For each flagged test, the LLM decides among three paths:

  • Body is correct, title lies. Rename to match the body. Safest move; the preservation gate is trivial (rename only).
  • Title is the real intent, body is weak. Strengthen assertions (handoff to vacuous-assertion); rename only if still necessary after.
  • Both are stale. Investigate with describe-before-edit; may reveal a deliverable-fossil.

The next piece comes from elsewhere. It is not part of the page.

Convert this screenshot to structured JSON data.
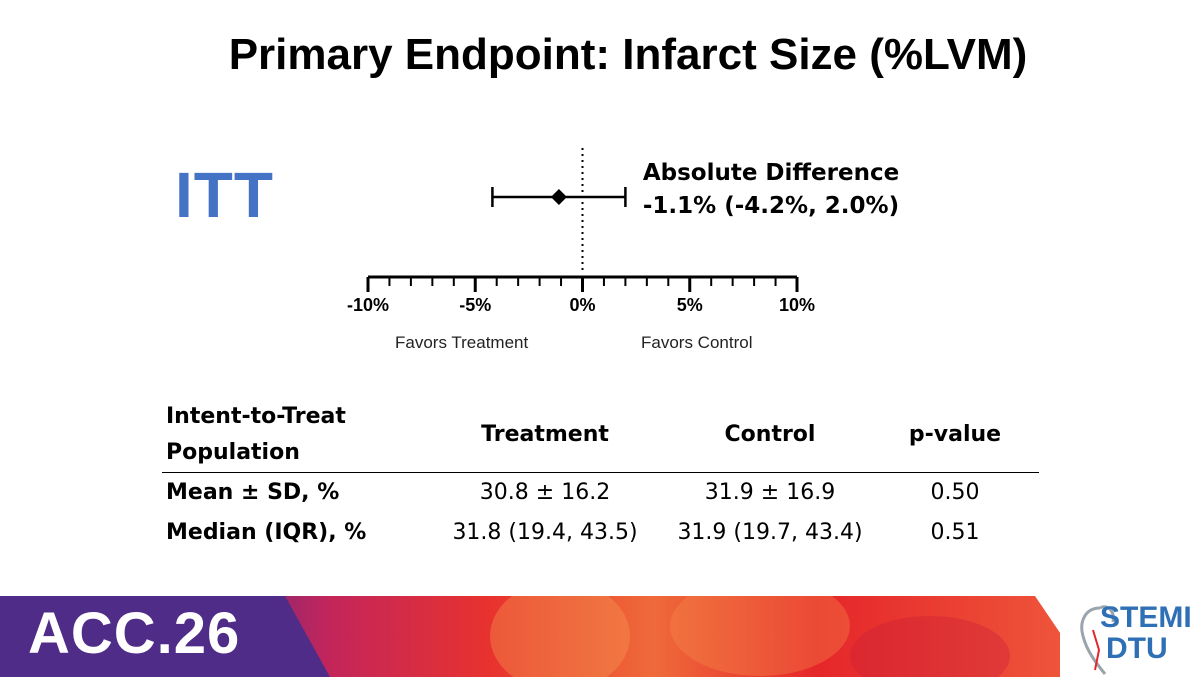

Gate: preservation of regression-detection power. For rename-only, verify the call graph is unchanged. For strengthen, verify the mutation kill-set delta is ≥ 0.

Example

Before

def test_token_counts_default_to_zero():
    conn.execute("INSERT INTO sessions ...")
    row = conn.execute("SELECT token_count FROM sessions").fetchone()
    assert row[0] > 0  # the name said "default to zero"

After — option A, rename to match body

def test_token_count_populated_from_inserted_session():
    conn.execute("INSERT INTO sessions ...")
    row = conn.execute("SELECT token_count FROM sessions").fetchone()
    assert row[0] > 0

After — option B, strengthen body to match title

def test_token_counts_default_to_zero():
    conn.execute("INSERT INTO sessions (id) VALUES ('abc')")  # no token_count provided
    row = conn.execute("SELECT token_count FROM sessions WHERE id = 'abc'").fetchone()
    assert row[0] == 0

The body did not verify the claim. The LLM picks option B here because an earlier schema check confirmed token_count had a DEFAULT 0; the title captured the real contract.

Polyglot notes

Trivially polyglot. Tokenization plus surface comparison is the same everywhere; ANSI-specific signals are English-language and encoder-agnostic.